To fully understand the future of the computer and the computer's role in society, one must understand where the computer originated. The history of the computer is traced from the beginning of binary numeration to the life of John V. Atanasoff, the inventor of the computer. Several developments in technology are responsible for the transformation of computers into the high tech efficient and affordable technology. In review, four generations of computers exist. Atanasoff's first model and the derivatives from his work are the first generation computers. The development of the transistor by Bell Laboratories in the late 1940's led to the second generation of computers.

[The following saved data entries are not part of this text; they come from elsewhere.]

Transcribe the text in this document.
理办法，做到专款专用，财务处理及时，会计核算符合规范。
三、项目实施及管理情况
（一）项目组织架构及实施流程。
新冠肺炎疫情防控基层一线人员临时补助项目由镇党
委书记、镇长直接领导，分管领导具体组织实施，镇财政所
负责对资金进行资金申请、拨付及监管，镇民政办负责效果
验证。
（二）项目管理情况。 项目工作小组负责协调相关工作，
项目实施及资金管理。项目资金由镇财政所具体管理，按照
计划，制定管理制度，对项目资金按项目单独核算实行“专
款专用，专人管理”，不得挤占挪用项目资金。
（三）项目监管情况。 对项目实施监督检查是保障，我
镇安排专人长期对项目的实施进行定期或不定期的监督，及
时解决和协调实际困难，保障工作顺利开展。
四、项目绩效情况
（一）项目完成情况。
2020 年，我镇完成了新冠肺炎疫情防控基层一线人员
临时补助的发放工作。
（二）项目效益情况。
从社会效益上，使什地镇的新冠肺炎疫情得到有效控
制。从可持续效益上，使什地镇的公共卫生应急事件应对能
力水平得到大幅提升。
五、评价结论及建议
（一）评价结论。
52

In the second generation computers, the transistor replaced the vacuum tubes originally used by Atanasoff and led to smaller, more efficient computers. Third generation computers were the result of the development of integrated circuits, which allowed for reduction in size of computers. The fourth generation of computers are those that contain very large scale integration. The increased density of the computer chips allows for hundreds of thousands of transistors per chip. Thus, computers evolve into a new generation as the result of technological developments that reduce the size of the computer and increase the computer's power and memory. Most importantly, the future of the computer follows the informative background of the computer. This section is referred to as The Road Ahead, and discusses Bill Gates' book, The Road Ahead. This section focuses on the role of the computer in the near future. The section begins with a brief history of Gates and the development of Microsoft. The Road Ahead, according to Gates, is a world where everyone has either a personal wallet sized PC or uses abundant computer kiosks to access information, which is similar to how ATMs are available for the public to access their bank accounts from anywhere. As a result of having updated information at the consumers' fingertips, Gates sees an economic benefit from consumers making completely informed decisions. The social impact of computers on society is also addressed. Gates' vision does not account for the truth that society is universally technically proficient. As computer technology advances and become more prevalent, there is the possibility that we may become a divided society. There will be the technological aristocrats and those who do not have access to and do not understand the technology.